C’era anche un certo Zinedine Zidane. 

"Zizou arrivò più avanti, accompagnato da un po’ di scetticismo da parte di televisioni e giornali. Avevamo ceduto Vialli e Ravanelli e venivamo dalla vittoria della Champions. Io Zidane non lo conoscevo, ma al primo allenamento rimanemmo tutti a bocca aperta. Veronica, due dribbling e via. Apriti cielo. Ci guardammo come a dire: 'da che pianeta arriva questo?'".

Anche se il suo preferito resta Del Piero. 

"Certo, per me è un gradino sopra gli altri… e non perché sono di parte. Io e Alex passavamo tanto tempo insieme, visto che eravamo tra i più giovani del gruppo. Lui, però, era già un campione. La Juve lo aveva pagato tanto, ne parlavano tutti come il futuro del calcio italiano. Abbiamo subito legato, frequentava molto casa mia. Mia moglie, che faceva la parrucchiera, gli tagliava anche i capelli. Tante volte si fermava a cena da noi, quante risate ci siamo fatti". 

Già, Barbara. Una malattia l’ha portata via a 40 anni. 

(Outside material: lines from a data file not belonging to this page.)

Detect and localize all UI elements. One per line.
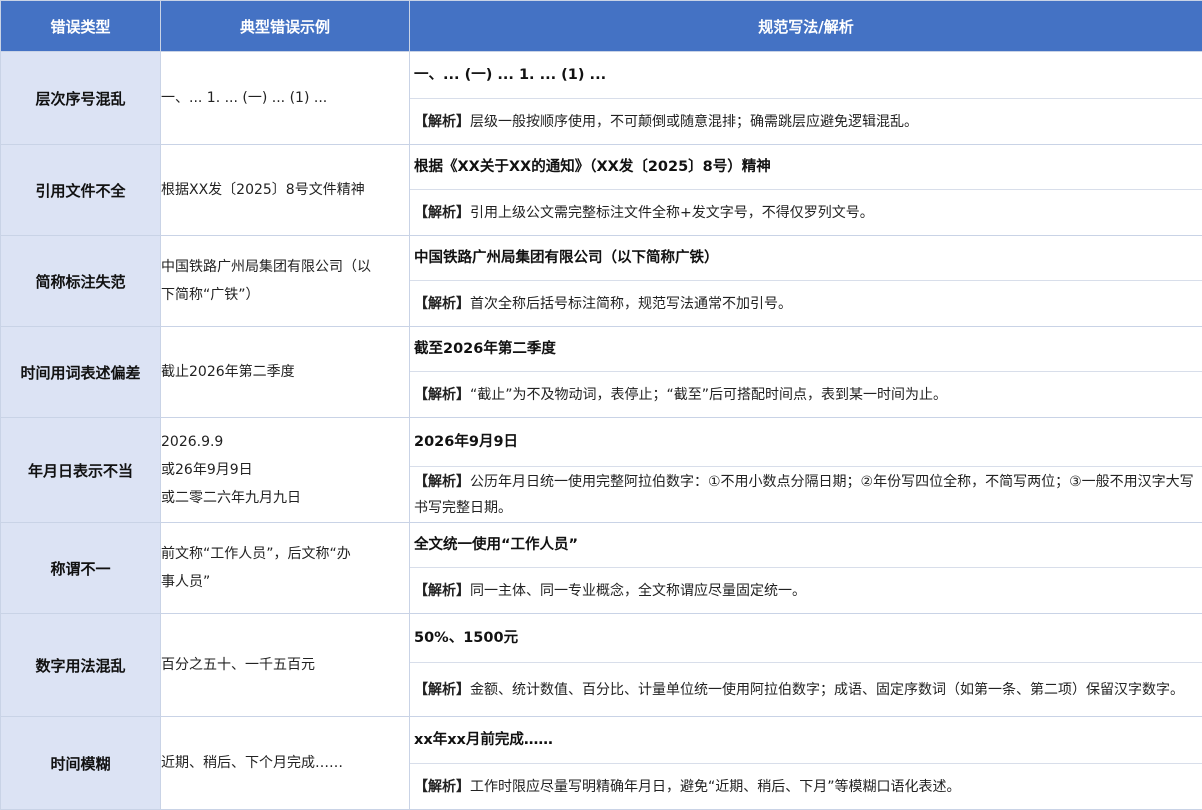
table-row: 年月日表示不当2026.9.9或26年9月9日或二零二六年九月九日2026年9月… (1, 418, 1202, 523)
example-line: 前文称“工作人员”，后文称“办 (161, 540, 409, 568)
analysis-text: 【解析】公历年月日统一使用完整阿拉伯数字：①不用小数点分隔日期；②年份写四位全称… (414, 469, 1198, 521)
analysis-tag: 【解析】 (414, 583, 470, 599)
error-type-cell: 层次序号混乱 (1, 52, 161, 145)
example-line: 根据XX发〔2025〕8号文件精神 (161, 176, 409, 204)
analysis-tag: 【解析】 (414, 779, 470, 795)
example-cell: 根据XX发〔2025〕8号文件精神 (161, 145, 410, 236)
header-row: 错误类型 典型错误示例 规范写法/解析 (1, 1, 1202, 52)
error-type-cell: 引用文件不全 (1, 145, 161, 236)
error-table: 错误类型 典型错误示例 规范写法/解析 层次序号混乱一、... 1. ... (… (0, 0, 1202, 810)
standard-cell: xx年xx月前完成…… 【解析】工作时限应尽量写明精确年月日，避免“近期、稍后、下… (410, 717, 1202, 810)
example-cell: 前文称“工作人员”，后文称“办事人员” (161, 523, 410, 614)
analysis-text: 【解析】工作时限应尽量写明精确年月日，避免“近期、稍后、下月”等模糊口语化表述。 (414, 774, 961, 800)
standard-cell: 中国铁路广州局集团有限公司（以下简称广铁） 【解析】首次全称后括号标注简称，规范写… (410, 236, 1202, 327)
example-cell: 截止2026年第二季度 (161, 327, 410, 418)
analysis-body: “截止”为不及物动词，表停止；“截至”后可搭配时间点，表到某一时间为止。 (470, 387, 947, 403)
correct-form: 根据《XX关于XX的通知》（XX发〔2025〕8号）精神 (414, 156, 771, 178)
example-cell: 百分之五十、一千五百元 (161, 614, 410, 717)
analysis-text: 【解析】“截止”为不及物动词，表停止；“截至”后可搭配时间点，表到某一时间为止。 (414, 382, 947, 408)
table-row: 引用文件不全根据XX发〔2025〕8号文件精神根据《XX关于XX的通知》（XX发… (1, 145, 1202, 236)
standard-cell: 2026年9月9日【解析】公历年月日统一使用完整阿拉伯数字：①不用小数点分隔日期… (410, 418, 1202, 523)
table-row: 层次序号混乱一、... 1. ... (一) ... (1) ...一、... … (1, 52, 1202, 145)
analysis-text: 【解析】首次全称后括号标注简称，规范写法通常不加引号。 (414, 291, 792, 317)
error-type-cell: 时间模糊 (1, 717, 161, 810)
header-error-type: 错误类型 (1, 1, 161, 52)
correct-form: xx年xx月前完成…… (414, 729, 553, 751)
correct-form: 一、... (一) ... 1. ... (1) ... (414, 64, 606, 86)
example-line: 事人员” (161, 568, 409, 596)
error-type-cell: 数字用法混乱 (1, 614, 161, 717)
table-row: 数字用法混乱百分之五十、一千五百元50%、1500元【解析】金额、统计数值、百分… (1, 614, 1202, 717)
analysis-body: 同一主体、同一专业概念，全文称谓应尽量固定统一。 (470, 583, 806, 599)
analysis-text: 【解析】金额、统计数值、百分比、计量单位统一使用阿拉伯数字；成语、固定序数词（如… (414, 677, 1184, 703)
standard-cell: 一、... (一) ... 1. ... (1) ... 【解析】层级一般按顺序使… (410, 52, 1202, 145)
standard-cell: 全文统一使用“工作人员” 【解析】同一主体、同一专业概念，全文称谓应尽量固定统一。 (410, 523, 1202, 614)
example-cell: 近期、稍后、下个月完成…… (161, 717, 410, 810)
correct-form: 全文统一使用“工作人员” (414, 534, 578, 556)
table-row: 简称标注失范中国铁路广州局集团有限公司（以下简称“广铁”）中国铁路广州局集团有限… (1, 236, 1202, 327)
header-typical-example: 典型错误示例 (161, 1, 410, 52)
correct-form: 2026年9月9日 (414, 431, 518, 453)
analysis-tag: 【解析】 (414, 205, 470, 221)
analysis-tag: 【解析】 (414, 296, 470, 312)
analysis-body: 首次全称后括号标注简称，规范写法通常不加引号。 (470, 296, 792, 312)
correct-form: 截至2026年第二季度 (414, 338, 556, 360)
analysis-body: 引用上级公文需完整标注文件全称+发文字号，不得仅罗列文号。 (470, 205, 874, 221)
standard-cell: 根据《XX关于XX的通知》（XX发〔2025〕8号）精神【解析】引用上级公文需完… (410, 145, 1202, 236)
analysis-tag: 【解析】 (414, 114, 470, 130)
error-type-cell: 简称标注失范 (1, 236, 161, 327)
analysis-tag: 【解析】 (414, 474, 470, 490)
example-cell: 一、... 1. ... (一) ... (1) ... (161, 52, 410, 145)
example-cell: 2026.9.9或26年9月9日或二零二六年九月九日 (161, 418, 410, 523)
example-line: 一、... 1. ... (一) ... (1) ... (161, 84, 409, 112)
example-line: 或二零二六年九月九日 (161, 484, 409, 512)
header-standard-writing: 规范写法/解析 (410, 1, 1202, 52)
example-line: 中国铁路广州局集团有限公司（以 (161, 253, 409, 281)
analysis-tag: 【解析】 (414, 682, 470, 698)
analysis-body: 公历年月日统一使用完整阿拉伯数字：①不用小数点分隔日期；②年份写四位全称，不简写… (414, 474, 1194, 516)
standard-cell: 截至2026年第二季度【解析】“截止”为不及物动词，表停止；“截至”后可搭配时间… (410, 327, 1202, 418)
table-row: 时间模糊近期、稍后、下个月完成……xx年xx月前完成…… 【解析】工作时限应尽量写… (1, 717, 1202, 810)
table-row: 称谓不一前文称“工作人员”，后文称“办事人员”全文统一使用“工作人员” 【解析】同… (1, 523, 1202, 614)
example-line: 近期、稍后、下个月完成…… (161, 749, 409, 777)
correct-form: 50%、1500元 (414, 627, 518, 649)
analysis-text: 【解析】同一主体、同一专业概念，全文称谓应尽量固定统一。 (414, 578, 806, 604)
error-type-cell: 时间用词表述偏差 (1, 327, 161, 418)
analysis-text: 【解析】引用上级公文需完整标注文件全称+发文字号，不得仅罗列文号。 (414, 200, 874, 226)
analysis-text: 【解析】层级一般按顺序使用，不可颠倒或随意混排；确需跳层应避免逻辑混乱。 (414, 109, 918, 135)
table-row: 时间用词表述偏差截止2026年第二季度截至2026年第二季度【解析】“截止”为不… (1, 327, 1202, 418)
example-cell: 中国铁路广州局集团有限公司（以下简称“广铁”） (161, 236, 410, 327)
standard-cell: 50%、1500元【解析】金额、统计数值、百分比、计量单位统一使用阿拉伯数字；成… (410, 614, 1202, 717)
analysis-body: 层级一般按顺序使用，不可颠倒或随意混排；确需跳层应避免逻辑混乱。 (470, 114, 918, 130)
analysis-body: 金额、统计数值、百分比、计量单位统一使用阿拉伯数字；成语、固定序数词（如第一条、… (470, 682, 1184, 698)
error-type-cell: 称谓不一 (1, 523, 161, 614)
error-type-cell: 年月日表示不当 (1, 418, 161, 523)
example-line: 2026.9.9 (161, 428, 409, 456)
correct-form: 中国铁路广州局集团有限公司（以下简称广铁） (414, 247, 719, 269)
example-line: 百分之五十、一千五百元 (161, 651, 409, 679)
example-line: 或26年9月9日 (161, 456, 409, 484)
analysis-tag: 【解析】 (414, 387, 470, 403)
example-line: 下简称“广铁”） (161, 281, 409, 309)
analysis-body: 工作时限应尽量写明精确年月日，避免“近期、稍后、下月”等模糊口语化表述。 (470, 779, 961, 795)
example-line: 截止2026年第二季度 (161, 358, 409, 386)
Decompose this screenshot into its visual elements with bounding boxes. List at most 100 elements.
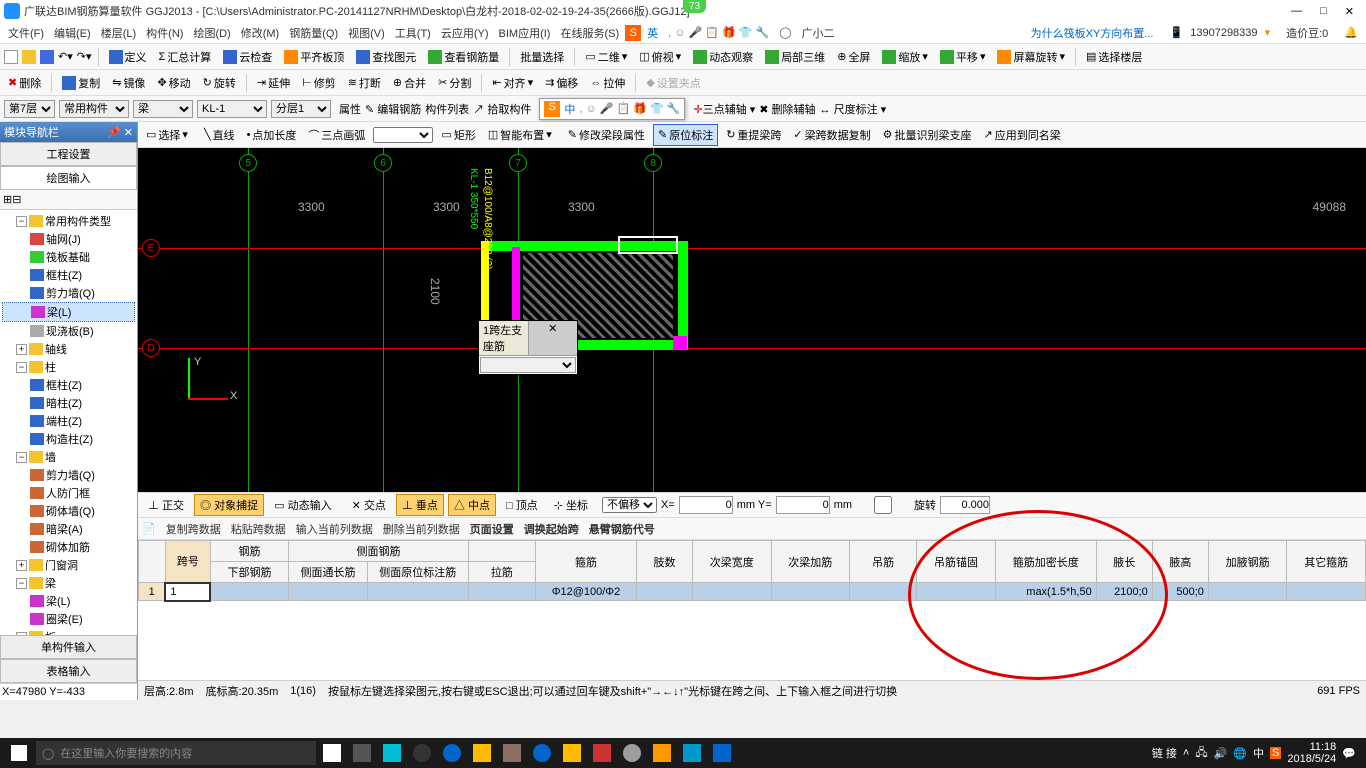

"Una leucemia terribile. La cosa più brutta fu doverlo spiegare ai miei figli. Avevano 15, 11 e 10 anni. I medici mi informarono che la situazione era grave fin da subito, ma io inizialmente scelsi di non dire nulla in famiglia. Non volevo che perdessero la speranza". 

E lei, invece, l’ha mai persa? 

"Mi sono tenuto tante cose dentro, ho finto in molte occasioni e sopportato in altre. Piangevo da solo, a casa e in ospedale avevano bisogno di vedermi forte. È stato un calvario lungo 10 mesi. Solo negli ultimi giorni sono crollato e ho detto a mia moglie quale fosse realmente la sua condizione". 

Il calcio le ha dato tanto, poi la vita si è rifatta con gli interessi… 

"Le disgrazie capitano a tutti, non solo a me. Dipende come le affronti e come reagisci. Io nel calcio ho vissuto una favola, vincendo tanto con la Juve. Fuori ho avuto Barbara, con cui ho passato 20 anni bellissimi e con cui ho fatto 3 figli meravigliosi. Non ho rimpianti, né rimorsi". 

Dopo la morte di sua moglie ha scelto di smettere completamente con il pallone. Al tempo faceva l’allenatore, ma rifiutò diverse offerte… 

"Sì, avevo una proposta importante dal Crotone in Serie B, ma come avrei potuto accettare? Per i miei figli già perdere la mamma è stata una mazzata, figuriamoci cambiare casa, città e perdere tutti gli amici. Ora tornerei volentieri in panchina, magari partendo dai ragazzi". 

Cosa fa oggi Torricelli nella vita?

"Sono tornato a fare quello che facevo da ragazzino: il falegname. Aiuto un artigiano della zona qui in Valle D’Aosta e mi diverto a costruire l’alpeggio della mia nuova compagna, Lucia. Lei è stata importante nella mia rinascita, mi ha dato una luce nuova, entrando in punta di piedi nella mia vita. Anche con Arianna, Alessio e Aurora è stata molto delicata. Per loro la mamma è e resterà sempre una".